"Oh, don't! don't!" Virginia sobbed, her tones muffled by her hands pressed tightly over her face. "You don't know me. I'm not what you think I am. I'm only a poor, helpless, troubled—"
"Don't! don't!" he broke in, fearfully—"don't decide against me hastily! I know—God knows I am unworthy of you, and if you don't feel as I do you will never link your young life to mine. Sometimes I fear that your shrinking from me as you often do is evidence against my hopes. Oh, dear, little girl, am I a fool? Am I a crazy idiot asking you for what you can't possibly give?"
A sob which she was trying to suppress shook her from head to foot, and she rose and stepped to the door and stood there looking out on the moonlit road, where his impatient horse was pawing the earth and neighing. There was silence. King leaned forward, his elbows on his knees, his strong fingers locked like prongs of steel in front of him, his face deep cut with the chisel of anxiety. For several minutes he stared thus at her white profile struck into sharp clearness by the combined light from without and within.
"I see it all," he groaned. "I've lost.

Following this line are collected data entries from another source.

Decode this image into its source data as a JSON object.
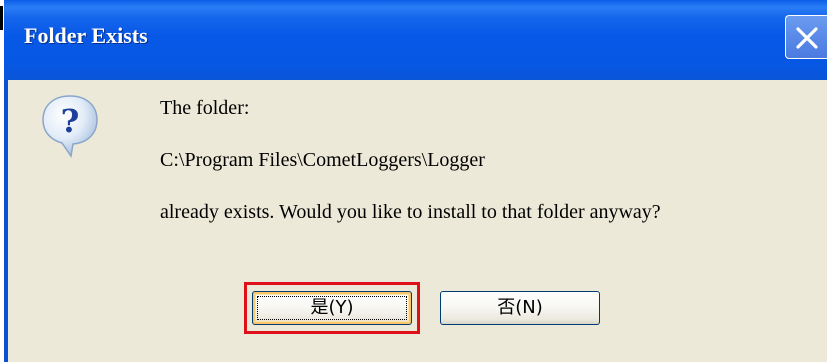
{
  "dialog": {
    "title": "Folder Exists",
    "icon": "question-icon",
    "close_icon": "close-icon",
    "message": {
      "line1": "The folder:",
      "path": "C:\\Program Files\\CometLoggers\\Logger",
      "line3": "already exists. Would you like to install to that folder anyway?"
    },
    "buttons": {
      "yes_label": "是(Y)",
      "no_label": "否(N)"
    }
  },
  "colors": {
    "titlebar": "#0758e6",
    "client_background": "#ece9d8",
    "highlight": "#e0101a"
  }
}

While I was away out there treasuring your memory and seeing your face night after night, day after day—holding you close, pulling these rugged old mountains about you for protection, you were not—you were not—I was simply not in your thoughts."
Then she turned towards him. She seemed to have grown older and stronger since he began speaking so earnestly.
"You must not think of me that way any longer," she sighed. "You mustn't neglect your work to come to see me, either."
"You will never be my wife, then, Virginia?"
"No, I could never be that, Luke—no, not that—never on earth."
He shrank together as if in sudden, sharp physical pain, and then he rose to his full height and reached for his hat, which she had placed on the table. His heavy-soled boots creaked on the rough floor; he tipped his chair over, and it would have fallen had he not awkwardly caught it and restored it to its place.
"You have a good reason, I am sure of that," he said, huskily.